What causes us to lower our eyes in shame?

What causes us to lower our eyes in shame?

by Karen Kreps

Admit it. You and I have all experienced it, and we enjoyed it—though we’re loath to tell anyone exactly what we did. We felt heat emerge from within our bodies, as a flush turned skin red and self-consciousness became acute: We wallowed in our private sense of sexual shame.

Ever since Adam and Eve got expelled from the Garden of Eden (the Hebrew word for which, by the way, means, “pleasure”), humans have been ashamed of their nakedness. Sure, we’ve been through the Sexual Revolution and now many people have declared themselves “sex positive” (a movement promoting open sexuality with few limits, in contrast to sex-negativity, which adherents identify as the dominant view of sex in Western culture). But shame—either suffered by the submissive or inflicted and enjoyed vicariously by the dominant—still permeates the sexual experience.

There’s an undercurrent, if not an emphasis, on bondage and sadomasochism (BDSM) in erotica, pornography and adult entertainment. The master-slave dynamic is acted out to stimulate our imaginations. For some, it is a turnoff. For others—such as consumers who support the ten billion dollars-a-year pornography industry—it is arousing.

Most adults won’t talk about sex. For some, it’s a matter of discretion. For many, sexual issues are seen as “dirty” and immoral, even in this age of supposed sexual enlightenment.
Why is a natural act, even non-kinky sex, a source of shame?

Children are taught to feel shame from an early age. When used properly, it is a useful self-regulating mechanism for behavior. Sadly, it often causes the shamed one to pull back, physically and emotionally, afraid of being exposed or seen as being bad.

Feelings of shame may also be the result of sex abuse or early childhood stimulation, which could not be resolved—unrequited Oedipal longings. But even in normal, age-appropriate sex play, children may be shamed and told they are bad and wrong. When parents are embarrassed by their children’s sexual behavior, they pass their misgivings about sex to their offspring. As a result, for example, we begin to feel guilty about masturbation, the most basic self-care and self-pleasuring.

We’re fooling ourselves if we think we could totally free ourselves from these feelings of shame. So many religions and customs have linked sex with guilt that few of us are entirely unaffected. Over centuries, the Judeo-Christian ethic has ingrained into our psyches the belief that sex is synonymous with sin. Churches have used shame as the guiding force to redirect young peoples’ sexual impulse. Puritanical teachings say that life is about suffering and the hedonism of pleasure is to be shunned. It’s programmed into us. Yet we enjoy intimacy and making love. So when we do things that support that, we feel a sense of shame.

Some men have a Madonna-whore complex. They want to be mated with a pure virgin, but sex without guilt doesn’t to it for them, and they lust after the shame of a prostitute.

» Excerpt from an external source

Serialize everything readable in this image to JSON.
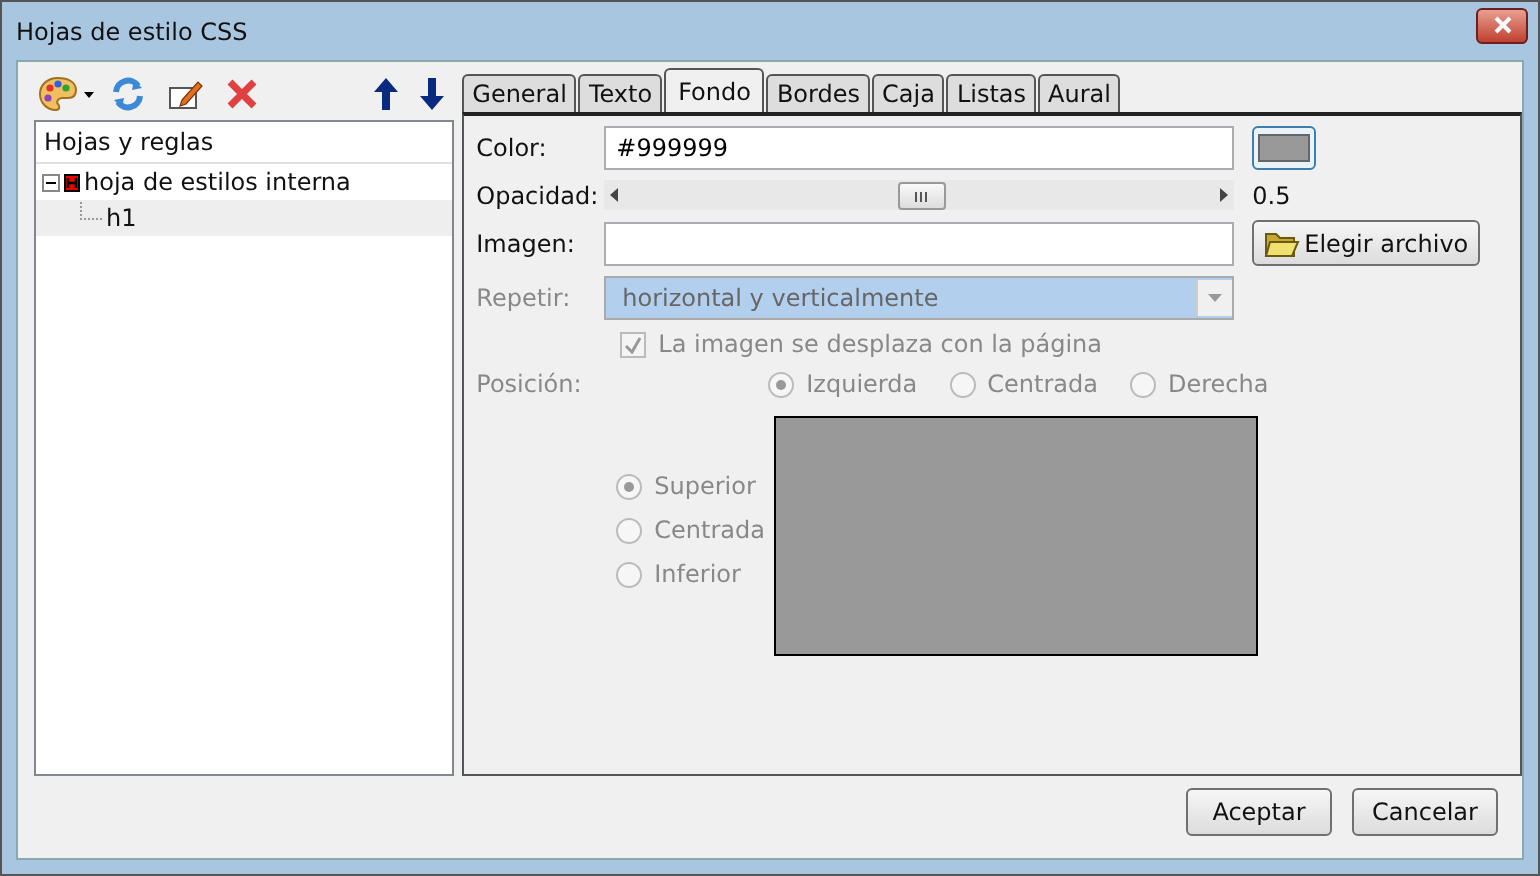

We pride ourselves on having evolved out of the cave to a highly sophisticated social structure where sexual impulse is restrained by intellect. Our fear of being discovered spares us from doing things we would later regret.

Guilt emerges when we revert to our animal behavior. We’re ashamed about appearing selfish in our desires or about having lost control of ourselves. Orgasm becomes taboo, experienced only in private and rarely discussed. We feel inhibited by something. Could it be the fear of being visible, disarmed at the deepest levels?

Sexual shame is rampant in our culture. We objectify each other sexually, and then we feel shamed for having done so. Thinking of someone as a sex object instead of as a human is a way of depersonalizing the experience, of toning down the intensity. And we can even recognize this self-imposed limitation and feel ashamed for indulging in it. Then we eroticize shame itself. Its “forbidden” status hooks us into an addictive cycle made even stronger by shame.

Although stories of sexual shame now fill tell-it-all TV talk shows, the pages of popular magazines and the plots of soap operas, few people will ever talk about or admit to their own feelings of shame. If one or both partners are too shy, embarrassed or ashamed to talk about sex and any shame they may associate with it, they’ll miss the exploration and risk-taking required for good, lasting sex with a long-term partner.

“There are two ways to absolve ourselves of shame,” states psychologist and sexologist Joy Davidson. “One is to speak of it, share it, expose it to the light and watch it burn away. The other is to use it, to eroticize it. Fantasy allows us to utilize shame in extraordinarily creative ways. If you allow yourself this privilege, you triumph over shame.”

Tantra is an Eastern tradition that teaches us to reframe how we see sex, to celebrate it as divine, not a shame. It views sexuality as a path on by which we may be guided out of the illusion of being incomplete and separate to an understanding of our intrinsic wholeness and connection.

Before we evolve to that exalted level of consciousness, we have some issues to work out. Perhaps it’s not a shame that we experience shame, for it compels us to self-examine and to better understand what triggers our response. Do enough of that, and lovemaking is bound to be something to be—not ashamed of—but proud about.